Wchodząc tego wieczoru na Salę Główną Muzeum Polskiego przybyli otrzymywali śpiewnik z kolędami w języku polskim lub angielskim. Zanim rozbrzmiały kolędy, goście mogli nieco się posilić. Zebranych, nadzwyczajnie miło i przyjacielsko, powitali dyrektor zarządzająca PMA Małgorzata Kot, prezes muzeum Richard Owsiany oraz prezes Zjednoczenia Polskiego Rzymsko-Katolickiego Józef Drobot. W wieczorze kolęd wziął także udział nowy proboszcz parafii św. Trójcy ks.

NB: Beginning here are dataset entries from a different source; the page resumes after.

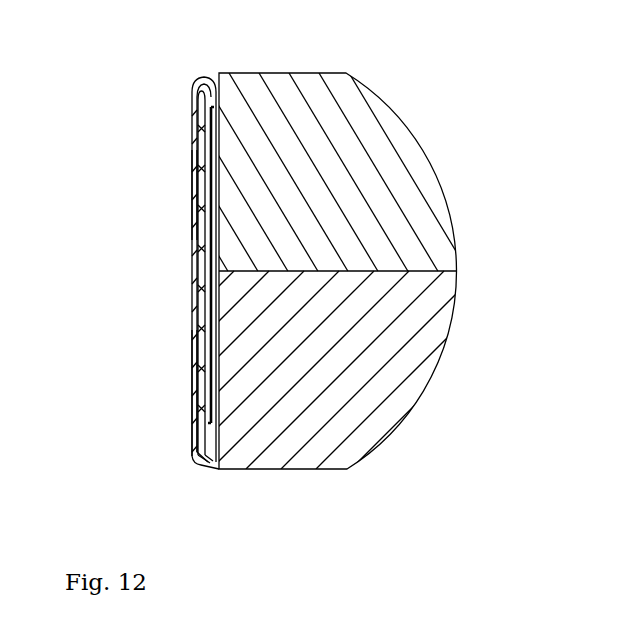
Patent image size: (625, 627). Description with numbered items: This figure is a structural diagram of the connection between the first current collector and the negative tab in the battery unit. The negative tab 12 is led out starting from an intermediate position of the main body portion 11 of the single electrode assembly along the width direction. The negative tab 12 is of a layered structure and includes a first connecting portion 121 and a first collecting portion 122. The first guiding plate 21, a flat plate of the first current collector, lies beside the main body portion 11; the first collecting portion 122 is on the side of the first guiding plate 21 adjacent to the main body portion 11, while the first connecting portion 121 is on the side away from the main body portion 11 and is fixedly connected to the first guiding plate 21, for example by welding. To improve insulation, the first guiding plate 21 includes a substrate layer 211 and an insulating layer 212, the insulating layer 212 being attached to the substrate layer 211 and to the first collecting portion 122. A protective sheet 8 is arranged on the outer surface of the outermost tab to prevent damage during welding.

The main body portion 11 is at (413, 170).
The negative tab 12 is at (214, 84).
The insulating layer 212 is at (209, 121).
The substrate layer 211 is at (193, 193).
The first guiding plate 21 is at (190, 272).
The protective sheet 8 is at (192, 355).
The first connecting portion 121 is at (192, 427).
The first collecting portion 122 is at (219, 434).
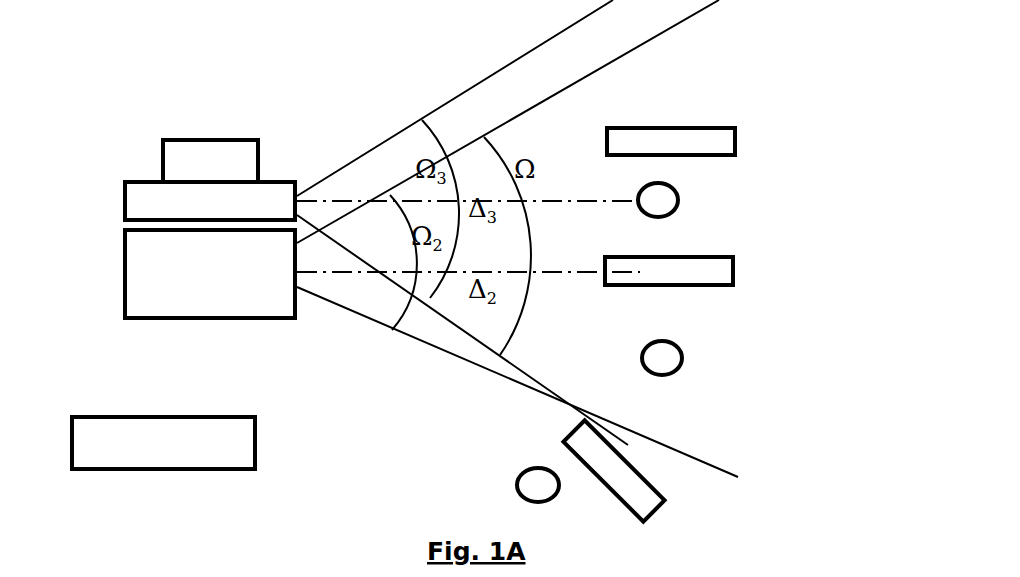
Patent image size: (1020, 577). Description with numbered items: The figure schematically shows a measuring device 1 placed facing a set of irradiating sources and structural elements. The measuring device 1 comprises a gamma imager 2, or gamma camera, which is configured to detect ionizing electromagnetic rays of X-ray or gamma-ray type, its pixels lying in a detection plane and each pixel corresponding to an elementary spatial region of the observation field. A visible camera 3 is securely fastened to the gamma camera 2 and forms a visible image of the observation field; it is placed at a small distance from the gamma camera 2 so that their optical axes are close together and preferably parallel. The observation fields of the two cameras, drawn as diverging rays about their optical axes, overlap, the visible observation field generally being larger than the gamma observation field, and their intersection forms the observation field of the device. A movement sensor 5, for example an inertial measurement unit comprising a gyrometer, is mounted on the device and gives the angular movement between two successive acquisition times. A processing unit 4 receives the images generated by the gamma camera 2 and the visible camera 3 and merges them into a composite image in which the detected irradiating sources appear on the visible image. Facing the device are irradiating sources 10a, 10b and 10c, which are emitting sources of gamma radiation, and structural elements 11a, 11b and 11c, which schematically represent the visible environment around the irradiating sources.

The measuring device 1 is at (163, 214).
The gamma imager 2 is at (147, 293).
The visible camera 3 is at (143, 198).
The processing unit 4 is at (105, 432).
The movement sensor 5 is at (183, 150).
The irradiating source 10a is at (638, 206).
The irradiating source 10b is at (642, 363).
The irradiating source 10c is at (518, 496).
The structural element 11a is at (607, 140).
The structural element 11b is at (604, 270).
The structural element 11c is at (563, 441).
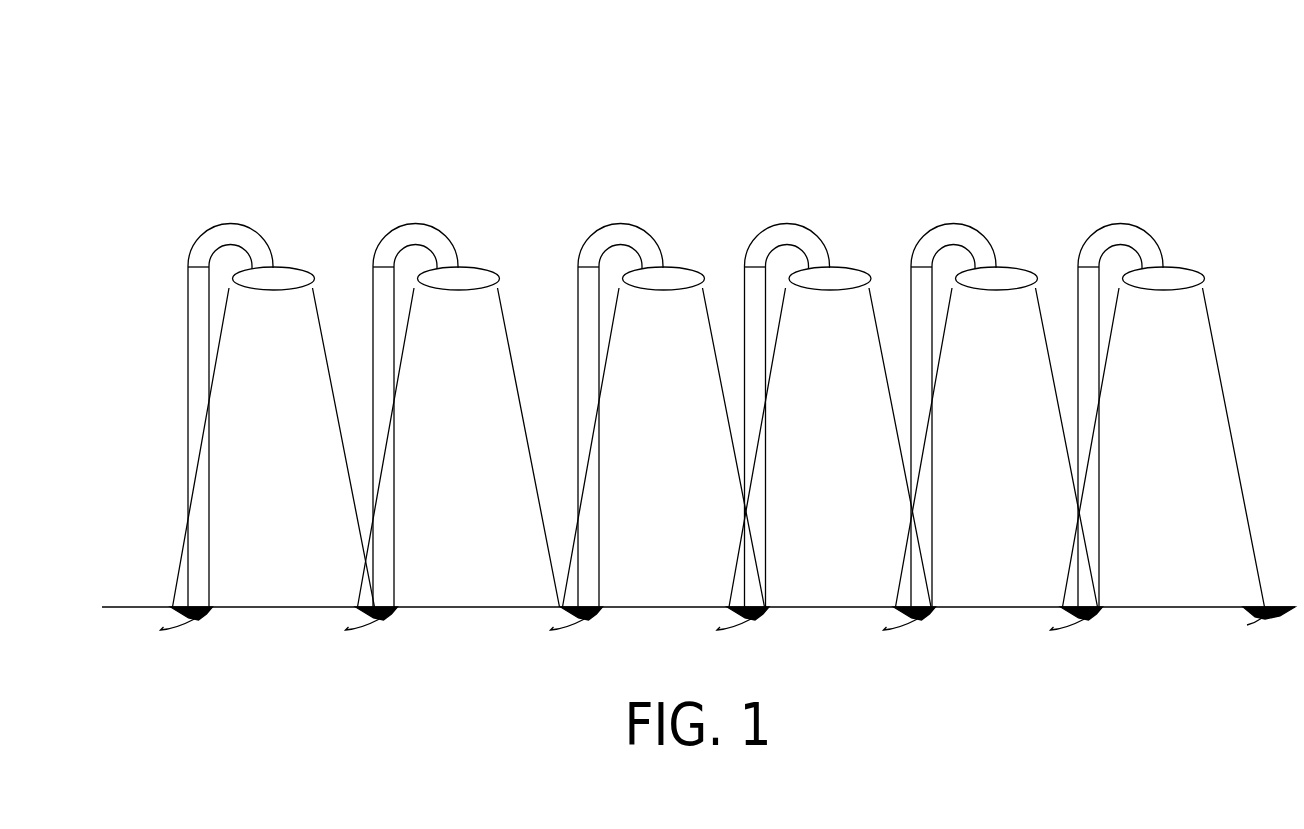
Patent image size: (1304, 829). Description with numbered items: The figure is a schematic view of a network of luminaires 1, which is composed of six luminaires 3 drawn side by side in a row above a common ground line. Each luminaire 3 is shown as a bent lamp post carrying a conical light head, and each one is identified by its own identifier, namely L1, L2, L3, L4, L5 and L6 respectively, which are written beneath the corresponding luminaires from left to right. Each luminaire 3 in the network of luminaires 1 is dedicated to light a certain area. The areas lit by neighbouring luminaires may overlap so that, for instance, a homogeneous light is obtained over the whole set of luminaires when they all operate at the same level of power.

The network of luminaires 1 is at (1090, 94).
The luminaire 3 is at (278, 237).
The identifier of the first luminaire L1 is at (268, 459).
The identifier of the second luminaire L2 is at (453, 459).
The identifier of the third luminaire L3 is at (658, 459).
The identifier of the fourth luminaire L4 is at (824, 459).
The identifier of the fifth luminaire L5 is at (991, 459).
The identifier of the sixth luminaire L6 is at (1173, 459).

Andrzej Totzke SChr.
Zwyczajem stało się już, że pierwsze słowa kolędy rozpoczynającej wieczór wyśpiewane zostały przez Alexandra Danela, głównego pomysłodawcy tej przepięknej inicjatywy. Potem już poszło gładko. Nie zabrakło więc doskonale znanych kolęd śpiewanych w języku polskim, takich jak: „Przybieżeli do Betlejem”, „Lulajże Jezuniu”, czy „Bóg się rodzi!”, jak i wykonywanych po angielsku: „The first Noel”, „O come, all ye faithful”, czy nawet „Jingle Bells”. Rozbrzmiała też „Cicha noc” wyśpiewana w dwóch językach.
Na zakończenie wieczoru licznie zebranym zaprezentowały się zespoły dziecięce. Dzieci z Małych Tatr z Fundacji Kultury Tatrzańskiej brawurowo wytańczyły i wyśpiewały jasełka góralskie. Po nich wkroczyli kolędnicy z zespołu Lajkonik oczywiście z turoniem, diabłem, królem i aniołem.
Po części oficjalnej goście zostali zaproszeni do wspólnego posiłku z tradycyjnymi wigilijnymi potrawami. Życzmy sobie w nowym roku takich właśnie wieczorów, łączących nas w kulturowej i ludzkiej więzi.